很多時候想通過.NET調用一些C/C++寫的庫,但是一直都不知道怎么弄。去網上找了一些資料,大多數是教如何通過托管C++和非托管C++的混合編程來完成C/C++的的類庫的.NET Wrapper。
有的時候用C#來實現一個功能的時候,可能要調用windows api,往往都是到網上現查代碼,然后粘過來使用,沒有細研究到底是怎么做到的。
最近一個朋友用到分詞,所以就研究了一些中科院提供的中文分詞軟件,詳情請訪問http://ictclas.org/。用了一下還挺好用的,速度沒有測試,感覺應該用於學術研究肯定是沒有問題的,如果要用到項目中,我覺得還是公司自己實現會比較好。
可惜該組件沒有提供.NET的版本的,只有C++的和Java版本的(java版也是通過調用本地c語言的版本)。給的開發包中有一個編譯好的dll庫。

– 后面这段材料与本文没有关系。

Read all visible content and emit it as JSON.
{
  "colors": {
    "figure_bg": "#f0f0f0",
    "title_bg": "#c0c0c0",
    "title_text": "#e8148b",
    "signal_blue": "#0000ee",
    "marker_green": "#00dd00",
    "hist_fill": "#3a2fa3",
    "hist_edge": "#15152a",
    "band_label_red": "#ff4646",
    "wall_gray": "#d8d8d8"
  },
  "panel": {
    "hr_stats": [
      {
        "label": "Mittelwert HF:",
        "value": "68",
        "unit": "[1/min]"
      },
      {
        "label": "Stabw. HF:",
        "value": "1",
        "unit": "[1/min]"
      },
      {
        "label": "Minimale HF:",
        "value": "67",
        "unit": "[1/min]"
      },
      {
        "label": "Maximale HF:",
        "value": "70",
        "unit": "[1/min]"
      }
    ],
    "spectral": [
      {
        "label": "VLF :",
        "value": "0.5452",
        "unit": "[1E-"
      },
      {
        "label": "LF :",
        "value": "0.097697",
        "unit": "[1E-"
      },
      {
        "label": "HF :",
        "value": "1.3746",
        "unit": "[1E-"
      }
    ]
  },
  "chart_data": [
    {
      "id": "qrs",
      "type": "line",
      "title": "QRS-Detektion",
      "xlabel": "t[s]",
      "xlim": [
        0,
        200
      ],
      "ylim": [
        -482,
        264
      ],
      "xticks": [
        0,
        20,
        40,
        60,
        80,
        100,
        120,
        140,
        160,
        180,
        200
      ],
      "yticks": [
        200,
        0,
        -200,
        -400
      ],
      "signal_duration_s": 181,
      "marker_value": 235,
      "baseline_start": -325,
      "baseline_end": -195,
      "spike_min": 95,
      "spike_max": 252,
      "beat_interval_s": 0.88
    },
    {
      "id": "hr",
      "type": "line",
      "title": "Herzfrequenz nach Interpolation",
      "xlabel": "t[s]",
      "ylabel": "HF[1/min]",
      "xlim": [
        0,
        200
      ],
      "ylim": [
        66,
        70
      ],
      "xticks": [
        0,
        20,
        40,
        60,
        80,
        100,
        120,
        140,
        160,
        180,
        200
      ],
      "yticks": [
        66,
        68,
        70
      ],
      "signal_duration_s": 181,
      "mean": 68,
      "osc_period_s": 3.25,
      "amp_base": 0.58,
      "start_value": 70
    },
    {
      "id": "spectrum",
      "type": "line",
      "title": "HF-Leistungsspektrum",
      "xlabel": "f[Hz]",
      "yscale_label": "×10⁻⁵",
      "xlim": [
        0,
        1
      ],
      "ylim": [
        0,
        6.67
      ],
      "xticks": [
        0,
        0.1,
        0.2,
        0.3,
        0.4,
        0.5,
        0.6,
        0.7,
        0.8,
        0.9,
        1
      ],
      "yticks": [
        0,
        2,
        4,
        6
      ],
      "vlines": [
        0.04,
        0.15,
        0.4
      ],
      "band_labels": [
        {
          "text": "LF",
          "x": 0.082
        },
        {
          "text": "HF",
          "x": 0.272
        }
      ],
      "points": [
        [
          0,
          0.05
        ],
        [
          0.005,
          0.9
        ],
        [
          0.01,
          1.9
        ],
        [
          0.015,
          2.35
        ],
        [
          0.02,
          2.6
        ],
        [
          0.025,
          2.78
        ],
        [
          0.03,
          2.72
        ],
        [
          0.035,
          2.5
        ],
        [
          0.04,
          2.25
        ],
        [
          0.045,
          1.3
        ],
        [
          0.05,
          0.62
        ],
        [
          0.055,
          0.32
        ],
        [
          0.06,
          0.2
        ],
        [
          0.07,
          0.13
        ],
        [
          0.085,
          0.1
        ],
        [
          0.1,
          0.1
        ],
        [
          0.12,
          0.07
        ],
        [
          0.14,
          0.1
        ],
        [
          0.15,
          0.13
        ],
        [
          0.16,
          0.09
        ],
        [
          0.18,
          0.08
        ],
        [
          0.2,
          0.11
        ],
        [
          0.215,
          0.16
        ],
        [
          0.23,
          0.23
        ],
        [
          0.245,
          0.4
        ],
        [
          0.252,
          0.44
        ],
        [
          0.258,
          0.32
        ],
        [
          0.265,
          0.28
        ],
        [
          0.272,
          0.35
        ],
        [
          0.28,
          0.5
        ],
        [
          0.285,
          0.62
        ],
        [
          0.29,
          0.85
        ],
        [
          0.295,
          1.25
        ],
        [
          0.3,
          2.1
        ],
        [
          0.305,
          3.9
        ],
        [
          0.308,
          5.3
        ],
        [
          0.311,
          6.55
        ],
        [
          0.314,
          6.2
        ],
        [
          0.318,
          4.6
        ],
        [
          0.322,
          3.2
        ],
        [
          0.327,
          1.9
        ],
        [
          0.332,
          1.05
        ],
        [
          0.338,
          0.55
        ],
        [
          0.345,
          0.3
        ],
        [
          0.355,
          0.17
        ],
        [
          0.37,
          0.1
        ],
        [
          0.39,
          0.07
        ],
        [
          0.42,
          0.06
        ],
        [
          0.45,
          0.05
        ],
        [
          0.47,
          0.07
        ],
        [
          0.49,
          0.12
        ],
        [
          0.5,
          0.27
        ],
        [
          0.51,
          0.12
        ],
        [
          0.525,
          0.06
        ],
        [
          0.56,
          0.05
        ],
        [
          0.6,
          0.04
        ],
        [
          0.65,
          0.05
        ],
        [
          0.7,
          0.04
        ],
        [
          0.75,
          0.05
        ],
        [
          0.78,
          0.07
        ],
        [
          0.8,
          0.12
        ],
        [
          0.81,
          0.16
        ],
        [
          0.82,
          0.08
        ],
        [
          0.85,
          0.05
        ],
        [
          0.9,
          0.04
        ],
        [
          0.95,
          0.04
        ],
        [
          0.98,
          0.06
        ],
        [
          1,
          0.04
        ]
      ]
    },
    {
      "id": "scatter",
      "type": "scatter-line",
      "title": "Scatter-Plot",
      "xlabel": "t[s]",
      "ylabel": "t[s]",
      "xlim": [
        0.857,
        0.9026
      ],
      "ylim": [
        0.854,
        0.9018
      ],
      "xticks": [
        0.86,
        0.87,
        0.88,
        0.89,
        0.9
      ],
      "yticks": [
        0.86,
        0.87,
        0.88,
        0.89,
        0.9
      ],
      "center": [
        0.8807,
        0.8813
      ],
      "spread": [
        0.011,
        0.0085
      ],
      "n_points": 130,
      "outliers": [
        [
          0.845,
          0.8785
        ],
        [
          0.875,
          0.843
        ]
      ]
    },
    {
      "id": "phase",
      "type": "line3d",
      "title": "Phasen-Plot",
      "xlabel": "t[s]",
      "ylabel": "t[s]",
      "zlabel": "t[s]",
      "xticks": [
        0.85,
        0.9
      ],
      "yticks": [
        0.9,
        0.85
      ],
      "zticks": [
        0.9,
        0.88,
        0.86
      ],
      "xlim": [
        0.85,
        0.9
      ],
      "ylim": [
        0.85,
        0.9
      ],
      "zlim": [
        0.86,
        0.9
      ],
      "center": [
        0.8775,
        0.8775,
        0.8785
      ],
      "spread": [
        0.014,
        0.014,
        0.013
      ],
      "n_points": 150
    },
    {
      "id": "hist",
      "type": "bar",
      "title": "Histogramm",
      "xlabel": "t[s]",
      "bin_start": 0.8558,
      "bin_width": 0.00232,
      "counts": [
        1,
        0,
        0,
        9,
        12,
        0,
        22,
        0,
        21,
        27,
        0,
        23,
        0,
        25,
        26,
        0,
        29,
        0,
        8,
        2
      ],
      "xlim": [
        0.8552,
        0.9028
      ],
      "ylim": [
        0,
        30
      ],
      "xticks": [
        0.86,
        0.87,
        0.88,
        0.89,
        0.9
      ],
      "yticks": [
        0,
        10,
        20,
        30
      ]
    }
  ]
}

想想之前調用windows api的時候,不正是從一些系統的dll中導入函數,然后再通過C#代碼進行調用的嗎?想到這里,我就覺得我可以通過導入該分詞dll中的函數用C#來完成改程序的wrapper。
說干就干,我試着導入了幾個簡單的函數,發現可以調用,感覺非常好,然后花了一段的時間給這個庫寫了.NET Wrapper,方便自己以后用C#調用該接口來分詞。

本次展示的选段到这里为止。